Por: Dardo Gasparre
Habría que hurgar mucho para encontrar un momento tan triste y difícil de explicar en nuestra historia como la Guerra de la Triple Alianza.
Fruto de la ambición imperialista de Brasil para muchos, del inefable fantasma inglés para el revisionismo, del delirio de poder del presidente-heredero de Paraguay, Francisco Solano López, en otras visiones, la guerra tuvo un alto costo en vidas (más de la mitad de la población paraguaya, 50.000 argentinos).
También un alto costo económico, al decir de Juan Bautista Alberdi, mucho más cara que toda la guerra de la independencia. Y por supuesto, creó una nueva deuda para el país.

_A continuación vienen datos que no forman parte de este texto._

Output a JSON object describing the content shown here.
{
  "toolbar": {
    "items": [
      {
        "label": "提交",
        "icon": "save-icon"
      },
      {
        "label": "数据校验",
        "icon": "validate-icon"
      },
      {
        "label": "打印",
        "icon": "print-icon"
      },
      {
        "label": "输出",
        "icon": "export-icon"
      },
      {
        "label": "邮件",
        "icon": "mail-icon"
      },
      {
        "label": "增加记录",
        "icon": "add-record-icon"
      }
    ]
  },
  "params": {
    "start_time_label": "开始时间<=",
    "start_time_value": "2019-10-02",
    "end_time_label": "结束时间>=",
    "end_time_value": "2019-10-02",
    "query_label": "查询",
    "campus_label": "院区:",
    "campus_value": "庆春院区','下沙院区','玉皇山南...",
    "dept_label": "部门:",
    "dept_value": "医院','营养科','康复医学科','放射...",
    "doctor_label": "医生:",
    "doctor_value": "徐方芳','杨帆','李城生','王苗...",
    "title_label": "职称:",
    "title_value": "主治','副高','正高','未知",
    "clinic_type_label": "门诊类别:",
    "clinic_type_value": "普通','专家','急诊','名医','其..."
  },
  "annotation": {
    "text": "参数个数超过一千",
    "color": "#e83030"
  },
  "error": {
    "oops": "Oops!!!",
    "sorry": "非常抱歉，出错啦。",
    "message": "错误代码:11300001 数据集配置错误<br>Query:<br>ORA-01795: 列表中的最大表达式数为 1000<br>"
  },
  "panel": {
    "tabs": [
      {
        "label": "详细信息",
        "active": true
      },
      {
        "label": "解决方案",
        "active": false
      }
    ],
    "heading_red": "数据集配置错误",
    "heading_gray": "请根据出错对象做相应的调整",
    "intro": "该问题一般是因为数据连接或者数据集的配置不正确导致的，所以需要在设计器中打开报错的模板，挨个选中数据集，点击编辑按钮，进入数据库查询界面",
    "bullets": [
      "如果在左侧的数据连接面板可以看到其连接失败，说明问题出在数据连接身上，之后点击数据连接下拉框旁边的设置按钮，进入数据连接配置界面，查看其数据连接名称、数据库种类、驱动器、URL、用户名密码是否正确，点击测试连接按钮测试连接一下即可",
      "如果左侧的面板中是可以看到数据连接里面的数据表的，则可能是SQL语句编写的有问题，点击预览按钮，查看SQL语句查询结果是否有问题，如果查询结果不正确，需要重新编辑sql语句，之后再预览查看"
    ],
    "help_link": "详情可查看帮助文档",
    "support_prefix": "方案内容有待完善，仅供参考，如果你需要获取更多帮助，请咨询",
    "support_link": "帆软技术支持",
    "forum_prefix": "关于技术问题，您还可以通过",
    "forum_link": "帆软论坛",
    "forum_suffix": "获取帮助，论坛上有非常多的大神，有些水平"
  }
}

Domingo Sarmiento llega a la Presidencia en 1868, en el momento bélico más sanguinario y enconado. Las batallas se dirimían prácticamente por aniquilación. Muchos esperaban que detuviera la masacre. Pero ello era imposible. La alianza no podía romperse y la guerra solo terminaría con la muerte del caudillo paraguayo, como ocurrió.
Sarmiento, que había perdido a su querido Dominguito en batalla, había apoyado desde el comienzo la guerra. También se había ocupado, fiel a su estilo, de denostar de mil modos a López y de paso a todos los guaraníes, clamando por su sangre y por la desaparición de la faz de la tierra de todo el gauchaje e indiaje que lo apoyaba como perros, en sus palabras. (No se privaba de expresar su desprecio y su sentencia de muerte colectiva, que, en este caso, se cumplió.)
Alberdi, más que cualquier otro detractor moderno, fue quien más fustigó al sanjuanino, a Bartolomé Mitre, al Partido Colorado uruguayo y a todos los atacantes de Paraguay, y si bien con más clase, tampoco se privó de criticar duramente a “estos liberales”, como los encasilló para distanciarse de los dos grandes próceres.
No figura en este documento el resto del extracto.